A epidemia de diagnósticos leva a algo pior: o excesso de tratamentos. Para os especialistas, remédios e procedimentos só se justificam se aumentarem a expectativa ou a qualidade de vida do paciente. “Se nenhum dos dois preceitos for atingido, há de se questionar a validade da intervenção”, declara Volschan. Além de problemas físicos, como efeitos colaterais em pessoas que antes nada sentiam, podem surgir os psicológicos. “O indivíduo, que até então vivia normalmente, passa a carregar o estigma de uma doença”, acrescenta.

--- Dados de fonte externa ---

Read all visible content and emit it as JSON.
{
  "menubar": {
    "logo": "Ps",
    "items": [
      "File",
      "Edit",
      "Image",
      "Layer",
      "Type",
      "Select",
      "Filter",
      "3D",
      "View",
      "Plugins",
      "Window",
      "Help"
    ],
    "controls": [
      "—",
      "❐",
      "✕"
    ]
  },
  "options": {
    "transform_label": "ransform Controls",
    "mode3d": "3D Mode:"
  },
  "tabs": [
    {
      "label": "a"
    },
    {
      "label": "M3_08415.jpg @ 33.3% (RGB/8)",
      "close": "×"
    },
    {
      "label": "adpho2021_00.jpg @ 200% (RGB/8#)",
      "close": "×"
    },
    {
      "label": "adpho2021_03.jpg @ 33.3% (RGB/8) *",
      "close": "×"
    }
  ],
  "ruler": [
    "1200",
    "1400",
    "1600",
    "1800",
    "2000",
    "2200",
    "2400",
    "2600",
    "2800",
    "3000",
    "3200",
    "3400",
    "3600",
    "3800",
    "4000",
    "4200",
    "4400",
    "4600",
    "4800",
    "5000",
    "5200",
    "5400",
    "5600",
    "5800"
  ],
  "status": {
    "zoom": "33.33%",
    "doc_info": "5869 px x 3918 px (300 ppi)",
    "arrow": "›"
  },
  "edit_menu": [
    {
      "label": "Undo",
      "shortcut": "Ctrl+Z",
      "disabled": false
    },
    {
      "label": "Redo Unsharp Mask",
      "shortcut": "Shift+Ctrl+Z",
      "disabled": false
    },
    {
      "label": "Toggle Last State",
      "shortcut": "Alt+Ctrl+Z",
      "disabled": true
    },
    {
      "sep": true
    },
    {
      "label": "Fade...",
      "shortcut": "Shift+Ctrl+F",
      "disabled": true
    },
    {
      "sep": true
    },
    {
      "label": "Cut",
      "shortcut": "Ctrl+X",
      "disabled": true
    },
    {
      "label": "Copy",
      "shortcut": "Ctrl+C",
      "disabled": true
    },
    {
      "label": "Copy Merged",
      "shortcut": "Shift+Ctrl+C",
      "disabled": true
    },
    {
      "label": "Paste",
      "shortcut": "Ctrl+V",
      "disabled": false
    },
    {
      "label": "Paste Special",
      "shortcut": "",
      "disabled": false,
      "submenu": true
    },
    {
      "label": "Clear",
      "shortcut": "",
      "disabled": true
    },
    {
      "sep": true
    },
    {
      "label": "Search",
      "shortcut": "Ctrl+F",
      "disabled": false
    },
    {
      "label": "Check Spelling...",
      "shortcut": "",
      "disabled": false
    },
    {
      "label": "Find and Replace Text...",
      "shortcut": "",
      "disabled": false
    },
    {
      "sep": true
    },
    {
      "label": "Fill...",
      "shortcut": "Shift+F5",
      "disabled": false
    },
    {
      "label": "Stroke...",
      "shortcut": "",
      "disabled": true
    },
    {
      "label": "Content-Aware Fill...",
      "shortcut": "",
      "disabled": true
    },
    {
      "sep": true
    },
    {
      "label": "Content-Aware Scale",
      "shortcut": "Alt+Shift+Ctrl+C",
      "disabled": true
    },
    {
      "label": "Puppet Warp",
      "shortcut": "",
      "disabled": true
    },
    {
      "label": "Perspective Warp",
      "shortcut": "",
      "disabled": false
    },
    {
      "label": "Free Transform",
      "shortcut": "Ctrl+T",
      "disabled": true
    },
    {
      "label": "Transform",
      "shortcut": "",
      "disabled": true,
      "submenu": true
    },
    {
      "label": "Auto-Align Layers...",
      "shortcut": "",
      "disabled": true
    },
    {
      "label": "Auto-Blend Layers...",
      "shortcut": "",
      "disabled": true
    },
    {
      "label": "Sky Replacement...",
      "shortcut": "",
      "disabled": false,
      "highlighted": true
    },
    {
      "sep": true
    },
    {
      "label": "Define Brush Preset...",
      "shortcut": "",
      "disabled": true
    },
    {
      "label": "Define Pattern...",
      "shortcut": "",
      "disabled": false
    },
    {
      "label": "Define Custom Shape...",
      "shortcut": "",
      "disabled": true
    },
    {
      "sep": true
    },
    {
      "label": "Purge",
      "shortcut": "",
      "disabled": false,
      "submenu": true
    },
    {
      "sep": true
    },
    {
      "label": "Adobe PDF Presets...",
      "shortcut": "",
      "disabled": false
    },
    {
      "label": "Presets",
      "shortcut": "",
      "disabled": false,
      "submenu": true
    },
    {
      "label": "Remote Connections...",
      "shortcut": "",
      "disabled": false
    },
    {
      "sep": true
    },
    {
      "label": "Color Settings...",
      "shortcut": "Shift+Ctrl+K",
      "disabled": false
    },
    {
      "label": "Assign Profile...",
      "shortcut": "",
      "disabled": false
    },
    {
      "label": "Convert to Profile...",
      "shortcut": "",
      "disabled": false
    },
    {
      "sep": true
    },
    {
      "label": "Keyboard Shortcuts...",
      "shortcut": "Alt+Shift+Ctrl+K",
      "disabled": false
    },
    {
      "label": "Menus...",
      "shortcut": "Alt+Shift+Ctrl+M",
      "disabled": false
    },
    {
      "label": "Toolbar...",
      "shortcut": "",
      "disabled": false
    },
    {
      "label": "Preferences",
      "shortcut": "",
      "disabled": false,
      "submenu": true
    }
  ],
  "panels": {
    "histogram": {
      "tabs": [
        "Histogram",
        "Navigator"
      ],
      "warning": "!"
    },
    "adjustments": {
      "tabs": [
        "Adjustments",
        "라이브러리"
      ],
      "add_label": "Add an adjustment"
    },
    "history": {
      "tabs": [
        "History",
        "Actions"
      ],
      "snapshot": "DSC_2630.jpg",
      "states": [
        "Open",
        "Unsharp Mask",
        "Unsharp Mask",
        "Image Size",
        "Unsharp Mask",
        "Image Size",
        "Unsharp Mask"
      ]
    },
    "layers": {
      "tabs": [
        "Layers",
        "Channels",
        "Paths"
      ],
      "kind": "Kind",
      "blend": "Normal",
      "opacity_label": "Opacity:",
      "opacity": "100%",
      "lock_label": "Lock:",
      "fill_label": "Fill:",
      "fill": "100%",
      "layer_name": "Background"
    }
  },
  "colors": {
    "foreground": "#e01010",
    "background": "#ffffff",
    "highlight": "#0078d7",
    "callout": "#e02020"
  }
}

Os exemplos são inúmeros. “Entre os pacientes com cálculo de vesícula, 10% não sentem nada. Entre os com lesão de menisco, a taxa é de 40%. Com hérnia de disco, 50%. O que fazer? Expor pessoas assintomáticas aos riscos de um centro cirúrgico?”, pergunta o médico. Outro exemplo é a embolia pulmonar, cujo tratamento traz risco de sangramento. “As hemorragias, teoricamente, são muito mais perigosas do que embolias de pequena repercussão clínica”, afirma. Com o advento da tomografia computadorizada de tórax, a ‘incidência’ da doença subiu 80%, dos anos 80 para os 2000. Em tese, quando há mais pessoas se tratando, a mortalidade cai. “Mas essa taxa continuou igual, e as complicações por sangramentos aumentaram 70%. A doença correr sem intervenção, às vezes, pode ser melhor para o paciente”.

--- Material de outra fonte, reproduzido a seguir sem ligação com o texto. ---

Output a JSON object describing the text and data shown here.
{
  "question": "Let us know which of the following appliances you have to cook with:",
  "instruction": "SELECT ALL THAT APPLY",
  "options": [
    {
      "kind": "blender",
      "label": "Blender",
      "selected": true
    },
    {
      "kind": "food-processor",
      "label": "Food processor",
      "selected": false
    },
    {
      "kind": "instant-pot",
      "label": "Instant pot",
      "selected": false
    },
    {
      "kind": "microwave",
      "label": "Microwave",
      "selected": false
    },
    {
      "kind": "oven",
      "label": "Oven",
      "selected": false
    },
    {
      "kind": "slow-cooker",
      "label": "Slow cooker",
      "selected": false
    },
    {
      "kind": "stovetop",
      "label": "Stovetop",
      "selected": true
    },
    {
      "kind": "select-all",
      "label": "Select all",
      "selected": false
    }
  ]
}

A matéria é muito boa e importante para alertar a sociedade sobre o excessos que estão em curso no campo da medicina, os quais contribuem para agravar a crise de sustentabilidade vigente no setor. Esta crise foi declarada em nos anos 70 do século passado mas sempre negligenciada, razão da influência do poder econômico da poderosa corporação industrial produtora de medicamentos e equipamentos para diagnóstico e intervenção. Hoje vivemos o ápice desta crise, na qual além dos estados nacionais, somam-se as seguradoras de saúde como interessados na redução dos custos. Assim, ao par de uma genuína preocupação médica com minorar os riscos para a saúde dos pacientes, há também, e com grande impacto, a insustentabilidade de uma racionalidade médica biotecnicista focada na doença, dependente de exames complexos e de alto custo, que atrelada a padrões de normalidade propostos em termos ideais, descomprometidos da realidade, determinam como doença e impõem tratamento à desvios que são próprios a variação biológica. Esta crise tem assento na hegemonia de uma concepção de saúde voltada para a patologização da vida, que foi capturada pela lógica mercantilista que domina todos os setores, reduzindo o cuidado médico à venda de diagnósticos e produtos de tratamento. Esta hegemonia que aprisiona, a vida e o vivê-la, aos estreitos limites das explicações tecnológicas e dos fenômenos cientificamente comprováveis obriga a sociedade a abrir mão de tudo o mais que exerce influência sobre a saúde e que pode ser utilizados para o cuidado. A saída desta crise foi dada em 1976 em Alma Ata, quando se propôs o fim da hegemonia da ideia de doença como objeto do cuidado, em favor de uma concepção de saúde orientada pela inclusão, pela diversidade dos saberes, das culturas e das práticas de cuidado da vida. Por esta razão o avanço na saúde pública está na inclusão das Medicinas Naturais no SUS.
Excelente matéria, ao menos uma iniciativa que vai na contramão da medicina mercantilista e da péssima formação técnica dos profissionais médicos. Parabéns Fernanda Portugal!